In the late 16th and early 17th centuries, Kwararafa launched a series of attacks against Kano, forcing their population to seek refuge at Daura. Kwararafa's attacks were so pernicious that around 1650 Kano and Katsina signed a peace treaty in an effort to counter them. In 1653, Kano's ruler was forced into exile, and in 1671 the population again had to seek refuge at Daura. In 1680, Kwararafa assaulted Katsina and Zazzau, and invaded the Bornu Empire, sacking its capital (Ngasargamu).
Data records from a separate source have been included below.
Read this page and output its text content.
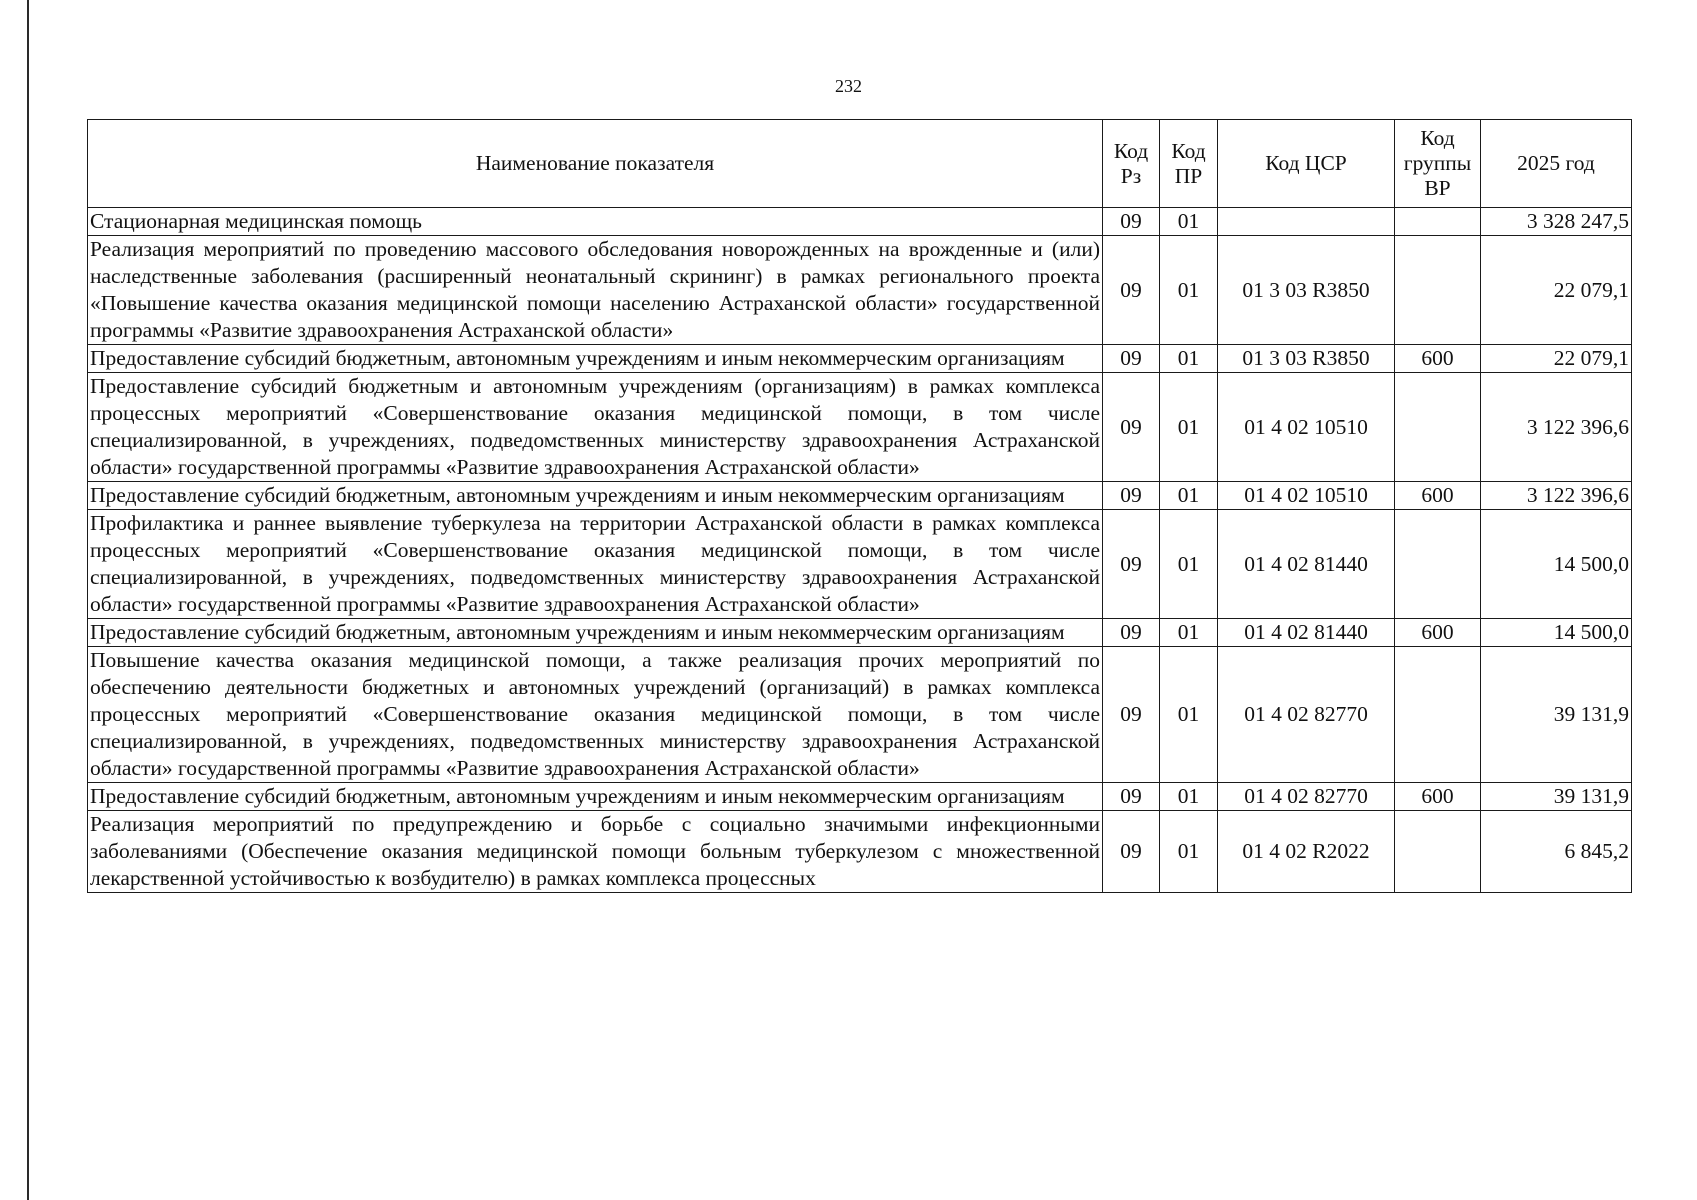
232
Наименование показателя	Код Рз	Код ПР	Код ЦСР	Код группы ВР	2025 год
Стационарная медицинская помощь	09	01			3 328 247,5
Реализация мероприятий по проведению массового обследования новорожденных на врожденные и (или) наследственные заболевания (расширенный неонатальный скрининг) в рамках регионального проекта «Повышение качества оказания медицинской помощи населению Астраханской области» государственной программы «Развитие здравоохранения Астраханской области»	09	01	01 3 03 R3850		22 079,1
Предоставление субсидий бюджетным, автономным учреждениям и иным некоммерческим организациям	09	01	01 3 03 R3850	600	22 079,1
Предоставление субсидий бюджетным и автономным учреждениям (организациям) в рамках комплекса процессных мероприятий «Совершенствование оказания медицинской помощи, в том числе специализированной, в учреждениях, подведомственных министерству здравоохранения Астраханской области» государственной программы «Развитие здравоохранения Астраханской области»	09	01	01 4 02 10510		3 122 396,6
Предоставление субсидий бюджетным, автономным учреждениям и иным некоммерческим организациям	09	01	01 4 02 10510	600	3 122 396,6
Профилактика и раннее выявление туберкулеза на территории Астраханской области в рамках комплекса процессных мероприятий «Совершенствование оказания медицинской помощи, в том числе специализированной, в учреждениях, подведомственных министерству здравоохранения Астраханской области» государственной программы «Развитие здравоохранения Астраханской области»	09	01	01 4 02 81440		14 500,0
Предоставление субсидий бюджетным, автономным учреждениям и иным некоммерческим организациям	09	01	01 4 02 81440	600	14 500,0
Повышение качества оказания медицинской помощи, а также реализация прочих мероприятий по обеспечению деятельности бюджетных и автономных учреждений (организаций) в рамках комплекса процессных мероприятий «Совершенствование оказания медицинской помощи, в том числе специализированной, в учреждениях, подведомственных министерству здравоохранения Астраханской области» государственной программы «Развитие здравоохранения Астраханской области»	09	01	01 4 02 82770		39 131,9
Предоставление субсидий бюджетным, автономным учреждениям и иным некоммерческим организациям	09	01	01 4 02 82770	600	39 131,9
Реализация мероприятий по предупреждению и борьбе с социально значимыми инфекционными заболеваниями (Обеспечение оказания медицинской помощи больным туберкулезом с множественной лекарственной устойчивостью к возбудителю) в рамках комплекса процессных	09	01	01 4 02 R2022		6 845,2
The Bornu mai (Ali III) expelled the Kwararafa, allegedly sending three captives back with their ears severed around their necks.

=== Decline and successor ===
Throughout the 18th century, the region experienced further waves of Jukun migration and Kwararafa entered into decline. This was caused by internal disputes and external attacks, amid natural disasters such as drought. By the end of the 18th century, Kwararafa paid tribute to Bornu and the Jukun had become the dominant power in the Benue Valley. In the early 19th century, they resisted the Fula jihads of the Sokoto Caliphate. A Chamba invasion forced the last king, Adi Matswen (r. 1780-1810), into exile. Kwararafa's collapse caused out-migration for the Idoma, Igala, Igbira, and Alago among others. By 1820, a Jukun dynasty at Wukari had taken control of the remains of the Kwararafa state, and claimed to be its successor. This new Jukun-homogenous state was peaceful in contrast to Kwararafa's martiality, and sought only to maintain their religious cults and venerate their leaders. The Wukari Federation was conquered by the British and incorporated into the colony as a form of indirect rule. As Nigerians gained independence and inherited the colony in 1960, the Wukari Federation continues to exist today as a non-sovereign monarchy.

== Economy ==
Kwararafa engaged in both trans-Saharan and Atlantic trade. They controlled the salt mines of the Benue Valley, and salt was traded for horses which were used as cavalry. Salt was also traded for slaves, who were in turn traded to the Europeans for various commodities. Calabar was known as the "Port of Kwararafa". The Abakwariga institution of Sangari was involved in the administration of all Jukun settlements, and is said to have been responsible for the collection of taxes.